Президент замолчал. Молчание затянулось, превращая вежливую паузу в противоборство характеров. Бак поежился в кресле, опять ощутив себя маленькой мошкой в мощных жерновах. Неприятное ощущение, чисто физически.
— Продолжайте, господин президент, — сказал премьер.
— Как вас уже информировали ваши люди, каждую бомбардировочную группу сопровождает к рубежам эскорт истребителей, — объяснял президент. — В ближайшее время ваши службы слежения доложат вам, что эти истребители, дав форсаж, предприняли попытку перехватить и сбить наши бомбардировщики. Это делается по моему непосредственному приказу. У трех истребителей уже вышло горючее, и они, по всей вероятности, упали в море.
Снова короткая пауза, но уже совсем другая.
Когда премьер заговорил снова, Бак уловил волнение в его словах:
— Вы приказали американским истребителям сбить американские бомбардировщики? Так я вас понял?
— Вы меня поняли совершенно правильно, — подтвердил президент. — Я уже это приказал. Если табло слежения в пределах досягаемости, вы сможете убедиться сами, что истребители легли на обратный курс и пытаются перехватить бомбардировщики.

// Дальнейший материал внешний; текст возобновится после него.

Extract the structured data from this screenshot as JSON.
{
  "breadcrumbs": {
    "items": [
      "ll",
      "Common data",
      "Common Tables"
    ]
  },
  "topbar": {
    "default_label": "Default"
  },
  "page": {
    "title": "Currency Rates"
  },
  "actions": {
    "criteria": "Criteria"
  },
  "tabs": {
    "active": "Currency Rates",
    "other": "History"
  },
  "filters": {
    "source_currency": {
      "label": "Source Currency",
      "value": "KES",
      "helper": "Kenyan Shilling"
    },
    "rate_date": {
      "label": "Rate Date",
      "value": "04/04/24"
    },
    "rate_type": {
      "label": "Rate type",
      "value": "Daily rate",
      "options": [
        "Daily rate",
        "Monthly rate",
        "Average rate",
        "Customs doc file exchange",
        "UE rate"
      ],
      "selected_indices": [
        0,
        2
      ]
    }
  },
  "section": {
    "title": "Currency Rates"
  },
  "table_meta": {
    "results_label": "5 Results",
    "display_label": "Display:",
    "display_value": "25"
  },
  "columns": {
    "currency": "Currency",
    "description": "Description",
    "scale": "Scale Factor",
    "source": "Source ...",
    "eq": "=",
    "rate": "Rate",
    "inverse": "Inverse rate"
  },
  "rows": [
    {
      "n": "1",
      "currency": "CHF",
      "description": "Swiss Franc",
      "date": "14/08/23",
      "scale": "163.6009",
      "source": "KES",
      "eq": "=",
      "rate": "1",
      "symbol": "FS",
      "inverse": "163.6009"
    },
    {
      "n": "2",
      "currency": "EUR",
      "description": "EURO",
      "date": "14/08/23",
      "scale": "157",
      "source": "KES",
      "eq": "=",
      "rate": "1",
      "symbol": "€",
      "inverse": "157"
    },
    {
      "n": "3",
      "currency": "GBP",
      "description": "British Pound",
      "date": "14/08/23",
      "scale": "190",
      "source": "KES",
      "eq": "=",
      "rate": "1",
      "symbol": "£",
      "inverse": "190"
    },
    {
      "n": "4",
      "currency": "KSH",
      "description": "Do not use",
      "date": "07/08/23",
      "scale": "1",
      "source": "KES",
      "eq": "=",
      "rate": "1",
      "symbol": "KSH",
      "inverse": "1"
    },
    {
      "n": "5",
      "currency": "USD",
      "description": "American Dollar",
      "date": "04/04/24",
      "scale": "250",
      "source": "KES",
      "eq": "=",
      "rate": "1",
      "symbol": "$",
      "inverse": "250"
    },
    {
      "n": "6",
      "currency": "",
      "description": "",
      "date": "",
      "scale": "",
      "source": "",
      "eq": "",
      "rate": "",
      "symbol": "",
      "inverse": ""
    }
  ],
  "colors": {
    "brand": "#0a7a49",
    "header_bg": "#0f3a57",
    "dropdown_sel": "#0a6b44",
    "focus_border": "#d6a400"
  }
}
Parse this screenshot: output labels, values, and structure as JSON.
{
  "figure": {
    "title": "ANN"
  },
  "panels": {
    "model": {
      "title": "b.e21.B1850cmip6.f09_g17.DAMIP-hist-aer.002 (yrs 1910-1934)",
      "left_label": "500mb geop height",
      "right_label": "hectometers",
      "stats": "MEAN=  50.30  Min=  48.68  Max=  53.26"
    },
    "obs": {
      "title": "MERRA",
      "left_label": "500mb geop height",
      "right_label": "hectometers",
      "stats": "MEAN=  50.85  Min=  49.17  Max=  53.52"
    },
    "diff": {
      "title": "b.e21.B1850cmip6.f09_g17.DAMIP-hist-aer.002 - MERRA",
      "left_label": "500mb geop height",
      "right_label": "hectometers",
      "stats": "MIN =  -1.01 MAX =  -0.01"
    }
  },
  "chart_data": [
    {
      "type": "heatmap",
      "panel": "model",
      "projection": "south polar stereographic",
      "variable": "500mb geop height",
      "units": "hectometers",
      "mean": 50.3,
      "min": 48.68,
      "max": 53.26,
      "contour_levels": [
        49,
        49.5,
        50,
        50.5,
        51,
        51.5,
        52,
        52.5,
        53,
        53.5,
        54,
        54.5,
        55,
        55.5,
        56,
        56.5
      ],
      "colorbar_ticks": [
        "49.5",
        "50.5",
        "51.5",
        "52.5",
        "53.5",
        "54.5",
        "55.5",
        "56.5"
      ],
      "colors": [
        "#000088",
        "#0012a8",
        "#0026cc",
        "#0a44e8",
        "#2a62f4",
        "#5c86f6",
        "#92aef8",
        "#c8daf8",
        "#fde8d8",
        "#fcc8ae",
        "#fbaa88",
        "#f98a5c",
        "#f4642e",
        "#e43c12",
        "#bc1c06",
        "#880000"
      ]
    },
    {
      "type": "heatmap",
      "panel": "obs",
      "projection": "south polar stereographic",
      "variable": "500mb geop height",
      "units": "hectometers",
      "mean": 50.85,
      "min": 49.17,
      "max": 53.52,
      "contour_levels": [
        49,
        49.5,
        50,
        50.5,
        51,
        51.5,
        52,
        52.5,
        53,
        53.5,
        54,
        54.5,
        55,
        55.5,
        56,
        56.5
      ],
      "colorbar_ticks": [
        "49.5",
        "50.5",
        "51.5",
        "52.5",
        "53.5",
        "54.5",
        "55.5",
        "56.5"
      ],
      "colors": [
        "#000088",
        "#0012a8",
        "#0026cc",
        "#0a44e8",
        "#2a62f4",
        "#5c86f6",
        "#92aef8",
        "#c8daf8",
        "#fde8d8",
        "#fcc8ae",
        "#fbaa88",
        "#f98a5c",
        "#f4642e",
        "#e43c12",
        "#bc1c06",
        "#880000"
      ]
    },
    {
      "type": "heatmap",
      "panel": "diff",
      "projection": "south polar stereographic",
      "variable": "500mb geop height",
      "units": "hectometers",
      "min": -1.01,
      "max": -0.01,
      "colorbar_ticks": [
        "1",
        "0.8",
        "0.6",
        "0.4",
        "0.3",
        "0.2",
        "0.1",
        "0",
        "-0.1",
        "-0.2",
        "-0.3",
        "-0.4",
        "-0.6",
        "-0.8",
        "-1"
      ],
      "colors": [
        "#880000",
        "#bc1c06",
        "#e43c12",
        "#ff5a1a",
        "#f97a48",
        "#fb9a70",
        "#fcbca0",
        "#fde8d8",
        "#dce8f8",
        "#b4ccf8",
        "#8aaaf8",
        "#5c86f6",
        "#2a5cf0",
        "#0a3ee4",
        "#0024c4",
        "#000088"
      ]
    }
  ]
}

— Табло находится у меня перед глазами, господин президент, — ответил премьер. — Мои эксперты уже отметили изменения в числе ваших истребителей. — Он помолчал. — Мы не уверены, что они действительно выпустили ракеты по вашим бомбардировщикам. Мы не уверены до сих пор, что у них вышло горючее. Возможно, они пикируют, чтобы уйти от наших радаров, и идут домой на базы — или на Россию…
— В таком случае у вас плохие радары, сэр. Мы ясно видели, как три наших истребителя выпустили ракеты, упав затем в океан. На высоте двадцати тысяч футов пилоты автоматически катапультировались, и их капсулы были отчетливо видны на наших экранах.
— И на наших тоже, господин президент, — мягко сказал премьер. — Я отнюдь не сомневался, что они предпринимают усилия, просто хотел услышать ваши объяснения. Также я хотел услышать, что приказ о преследовании был отдан лично вами. — Он опять замолчал, и, когда заговорил снова, в словах прозвучали странные интонации: — Тяжело посылать людей на верную смерть, правда?
— Да, — ответил президент просто.
Снова Бак услышал приглушенный разговор на другом конце провода, но сумел разобрать лишь несколько слов. Бак быстро написал в блокноте: «Кто-то пытается убедить премьера, что его морочат, что надо нанести ответный удар всей мощью» — и подвинул блокнот президенту.
Внезапно в трубке отчетливо раздался голос премьера:
— Нет! — яростно отрезал он. — Решения буду принимать я сам!
И его голос снова зазвучал размеренно и спокойно:
— Кое-кто из моих советников, господин президент, уверен, что и «несчастный случай», и ваш звонок — обман. Хотят немедленно нанести ответный удар. Я запретил. В конце концов, нарушение воздушного пространства СССР еще не имело места. Однако должен сказать вам, что, если вашим истребителям не удастся сбить ваши бомбардировщики, мы будем вынуждены сделать это сами. Затем приведем в состояние повышенной готовности МБР и иные средства возмездия. На тот случай, если за «несчастьем» скрывается нечто более серьезное. Одна-единственная эскадрилья ваших бомбардировщиков меня нисколько не беспокоит. С ними мы справимся. Но ваши истинные намерения мне пока не ясны. Я приму меры предосторожности.